Thousands gather at the Telluride Bluegrass Festival, nestled into the Rocky Mountains

Telluride Bluegrass Festival gains following

Web posted on: Thursday, June 18, 1998 5:45:27 PM

From Correspondent Ron Tank

TELLURIDE, Colorado (CNN) -- Think of the Telluride Bluegrass Festival, which starts Thursday and lasts through the weekend, as a four-day picnic and party -- Woodstock in the west, now in its 25th year.

"For most of these people, it's probably the most looked-forward-to event of the year for them," festival producer Craig Ferguson said.

What makes 10,000 people transverse narrow mountain roads or fly in tiny 20-seat planes just to get to the bluegrass festival? The town of Telluride is a big part of the attraction.

Telluride hasn't changed much over the past 100 years

Step back in time

With just 1,600 residents, Telluride almost gets lost amid the mountains that surround it. Many of the homes reflect another century. And there's not a stoplight within miles.

"Here it's pretty much the way it was, with some exceptions, a hundred years ago," historian Ashley Boling said.

Telluride became a town in 1879 when gold and silver were discovered.
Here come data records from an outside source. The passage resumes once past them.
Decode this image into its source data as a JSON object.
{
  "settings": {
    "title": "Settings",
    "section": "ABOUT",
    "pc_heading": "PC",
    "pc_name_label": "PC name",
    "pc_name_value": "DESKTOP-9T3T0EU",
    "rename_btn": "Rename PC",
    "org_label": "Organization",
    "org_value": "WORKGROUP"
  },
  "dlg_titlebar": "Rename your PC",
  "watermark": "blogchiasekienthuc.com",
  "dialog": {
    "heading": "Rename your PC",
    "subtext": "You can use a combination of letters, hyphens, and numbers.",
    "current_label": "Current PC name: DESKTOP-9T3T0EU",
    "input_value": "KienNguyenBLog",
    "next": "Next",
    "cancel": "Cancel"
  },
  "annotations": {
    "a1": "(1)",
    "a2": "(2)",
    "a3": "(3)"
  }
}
Within a few years, 5,000 people lived here, in spite of the high cost of living.

"At the turn of the century the average miner was making about $2.40 a day," Boling said. "At the general store during that time, one egg cost $2."

Take the tour of Telluride!

Butch Cassidy was here

Today, prices are still high. But there seems to be a bank on every block, and there's a plaque commemorating the bank that was the first heist for Butch Cassidy in 1889.

There's not much crime in Telluride now. At a "free box," you can take what you need, and drop off what you don't want.

What you won't find are tickets to the festival. It sold out in March.

The word is out

"The word is out that if you want to go to this festival, you order early," Ferguson said. "Most people didn't realize that for this year it'd be two months early, but they plan ahead."

The lineup for the festival includes more than just bluegrass. Bruce Hornsby will be here, along with Bela Fleck, Emmy Lou Harris, and the rock 'n' roll band Big Head Todd and the Monsters.

"The music now has a name. It's called Americana," Dan Sadowsky, the festival MC for 24 years, said. "It's bluegrass and it's folk, it's really the folk music of the 1990s and on into the next millenium."

Whatever you call it, it seems to sound better in Telluride.